In this study, we found that high herbivory (18 larvae treatment) significantly increased the larval developmental time of female larvae of P. operculella which fed on the tubers produced, but males were not affected. Similarly, a previous study showed that there was a significant difference in the development of female and male P. operculella larvae in tubers from different cultivars [48]. Interestingly, the significant interaction between sex and treatment on the larval developmental time influenced two different responses in females and males to aboveground herbivory. In addition, our study showed that aboveground herbivory reduced the soluble sugar and total carbon contents in the tubers. As Fenemore determined [49], sugar is responsible for the lifetime fecundity of the potato tuberworm; a decrease in the soluble sugar and total carbon contents should cause a lower fecundity in the potato tuberworm. Altogether, aboveground P. operculella infestation may negatively and differently affect the performances of female and male tuber-feeders by reallocating nutritional and defensive metabolic profiles in tubers.

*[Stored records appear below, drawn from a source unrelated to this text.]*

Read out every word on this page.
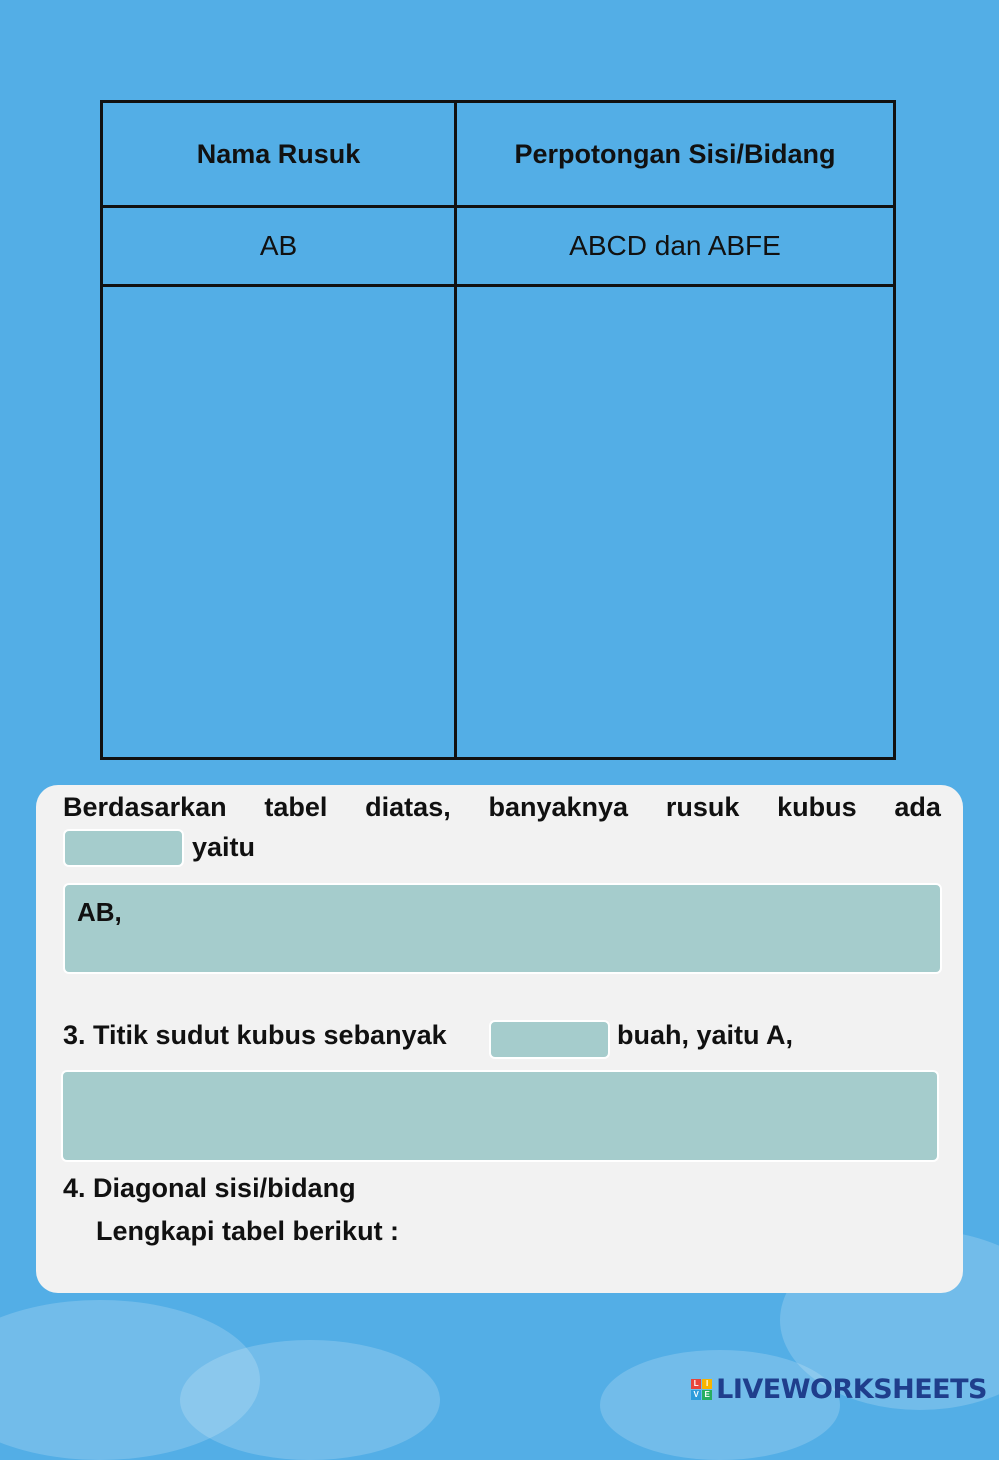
Nama Rusuk	Perpotongan Sisi/Bidang
AB	ABCD dan ABFE
Berdasarkan tabel diatas, banyaknya rusuk kubus ada
yaitu
AB,
3. Titik sudut kubus sebanyak	buah, yaitu A,
4. Diagonal sisi/bidang
Lengkapi tabel berikut :
L I
V E LIVEWORKSHEETS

When plants are subjected to herbivory, the reconfiguration of metabolism is triggered and this extends to the whole plant, imposing restrictions on the nutrition supply to the herbivore [50]. In our study, the metabolite profiles underwent dramatic changes after plants were subjected to foliar herbivory, with the largest changes recorded in leaf and tuber tissues, but little change in metabolite allocation (i.e., soluble sugar) in roots. This effect may be due to the source–sink relationship between tubers and plant foliage, in which nutrients are transported from leaves to tubers during tuberization [31]. The plant metabolite profiles may have been reconfigured mainly in both the leaf and tuber tissues when we subjected the potato plants to foliar herbivory. Our results suggest that either low or high herbivory by P. operculella affected the concentration of tuber chemicals (i.e., soluble sugar, soluble protein, starch, C, N, C:N ratio, α-chaconine, α-solanine and glycoalkaloids). Similarly, the chemical levels in the leaves were also affected, except for α-solanine. However, in roots, only high herbivory reduced soluble sugar levels. These significant changes in phytochemical reallocation between leaves and tubers in responses to aboveground herbivory may indicate an intimate connection between the plant–herbivore interaction and plant physiology.

5. Conclusions

In summary, we found that leaf P. operculella infestation during the growing season influenced the development of larvae feeding on harvested tubers by increasing the larval developmental time and reducing pupal weight. Our chemical analysis further suggests that increased defensive glycoalkaloids and changes in tuber nutrients caused by early-season leaf herbivory by P. operculella led to changes in the performance of conspecific tuber-feeders. Given that potato tuberworms are multivoltine, we recommend considering the effects of the induced defense from leaf herbivory during the growing season on tubers when assessing the harvested-tuber resistance against the potato tuberworm. Furthermore, because there are many other leaf herbivores on potatoes, their damage to leaves may also induce chemical change in tubers which can also affect the potato tuberworms in the warehouse. Thus, future field and lab studies should focus on how the potato plant, leaf herbivores and tuber herbivores interact to provide new insights into the management of potato pests.